Known as the National Manufacturing Institute Scotland (NMIS), the £65 million ($85.21 million) center will be located on Netherton Campus, a 52-hectare site adjacent to Glasgow Airport.
The energy carbon-neutral building will contain “a fully digitalised factory of the future” focusing on technologies such as digital engineering, as well as automation and assembly, the University of Strathclyde said last week.
NMIS will be operated by the University of Strathclyde and is backed by the Scottish government and organizations including Scottish Enterprise, Renfrewshire Council and the Scottish Funding Council. Strathclyde is investing £8 million in the facility, while the Scottish government is putting in £48 million.
The architecture firm involved in the project, HLM Architects, says the center will see businesses, universities and entrepreneurs work together on “short-term innovative projects up to prototype stage.” Those working at the center will have shared access to, among other things, a composite manufacturing area, an electronics laboratory and spaces focusing on robotics and automation.

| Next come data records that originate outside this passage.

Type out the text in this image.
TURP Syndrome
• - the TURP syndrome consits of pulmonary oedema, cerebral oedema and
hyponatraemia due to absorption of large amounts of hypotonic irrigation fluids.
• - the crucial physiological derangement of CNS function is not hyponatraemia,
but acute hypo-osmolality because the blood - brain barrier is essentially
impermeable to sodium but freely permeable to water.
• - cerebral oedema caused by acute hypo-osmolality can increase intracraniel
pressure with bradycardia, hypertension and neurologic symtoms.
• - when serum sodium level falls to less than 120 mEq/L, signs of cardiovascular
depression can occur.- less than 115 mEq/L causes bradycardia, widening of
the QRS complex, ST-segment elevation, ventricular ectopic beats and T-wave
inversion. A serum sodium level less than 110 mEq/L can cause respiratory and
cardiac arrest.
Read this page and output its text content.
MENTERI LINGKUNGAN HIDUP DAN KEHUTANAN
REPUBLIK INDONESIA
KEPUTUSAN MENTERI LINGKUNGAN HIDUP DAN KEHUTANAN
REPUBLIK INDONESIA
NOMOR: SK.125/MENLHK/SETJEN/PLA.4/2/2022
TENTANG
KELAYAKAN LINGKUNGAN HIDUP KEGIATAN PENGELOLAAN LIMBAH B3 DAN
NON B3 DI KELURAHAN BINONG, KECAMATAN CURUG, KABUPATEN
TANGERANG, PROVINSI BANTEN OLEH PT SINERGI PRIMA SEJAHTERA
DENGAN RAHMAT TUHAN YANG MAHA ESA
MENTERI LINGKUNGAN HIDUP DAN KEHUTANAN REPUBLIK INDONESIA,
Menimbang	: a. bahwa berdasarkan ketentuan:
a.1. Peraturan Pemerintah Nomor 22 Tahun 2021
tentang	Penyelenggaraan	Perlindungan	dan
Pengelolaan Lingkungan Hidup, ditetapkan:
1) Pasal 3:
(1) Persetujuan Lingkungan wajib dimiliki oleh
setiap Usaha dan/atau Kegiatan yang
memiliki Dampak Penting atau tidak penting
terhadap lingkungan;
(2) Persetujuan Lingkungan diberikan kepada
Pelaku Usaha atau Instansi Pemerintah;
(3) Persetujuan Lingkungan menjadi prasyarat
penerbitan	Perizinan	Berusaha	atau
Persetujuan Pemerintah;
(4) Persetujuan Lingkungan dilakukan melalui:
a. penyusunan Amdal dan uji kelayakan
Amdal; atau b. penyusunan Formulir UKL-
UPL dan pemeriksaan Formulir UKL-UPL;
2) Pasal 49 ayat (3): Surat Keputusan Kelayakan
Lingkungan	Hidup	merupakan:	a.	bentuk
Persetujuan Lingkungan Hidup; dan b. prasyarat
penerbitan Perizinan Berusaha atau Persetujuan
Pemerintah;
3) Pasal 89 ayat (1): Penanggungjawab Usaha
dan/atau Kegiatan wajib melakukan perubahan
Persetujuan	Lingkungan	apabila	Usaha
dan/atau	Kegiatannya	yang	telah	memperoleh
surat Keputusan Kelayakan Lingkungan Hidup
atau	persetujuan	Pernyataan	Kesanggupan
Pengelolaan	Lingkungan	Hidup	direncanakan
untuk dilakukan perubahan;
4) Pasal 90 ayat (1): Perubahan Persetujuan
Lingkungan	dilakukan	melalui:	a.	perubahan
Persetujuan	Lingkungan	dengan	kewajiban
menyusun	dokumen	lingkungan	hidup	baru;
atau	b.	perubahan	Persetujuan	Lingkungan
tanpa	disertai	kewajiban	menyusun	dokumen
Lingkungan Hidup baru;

Securing planning permission was a “significant milestone” for the facility, Fiona Hyslop, Scotland’s economy secretary, said in a statement Friday. “It paves the way to start construction of the new facilities which will deliver the research, support and skills to help manufacturers unlock opportunities in emerging digital technologies and processes,” she added.
As technology develops, the economic impact of smart manufacturing has the potential to be significant.
Last November, a report by the Capgemini Research Institute stated that “smart factories” could add between $1.5 trillion to $2.2 trillion to the global economy per year by 2023.
The study – which surveyed 1,000 executives from firms that have “smart factory initiatives” – highlighted several shifts in the sector.
In 2019, for instance, it found that 68% of organizations “had ongoing smart factory projects” compared to just 43% in 2017.
The importance of 5G – the fifth generation of mobile networks – was also noted: the report said it was “set to become a key enabler of smart factory initiatives” because its features give manufacturers the chance to “introduce or enhance real-time and highly reliable applications.”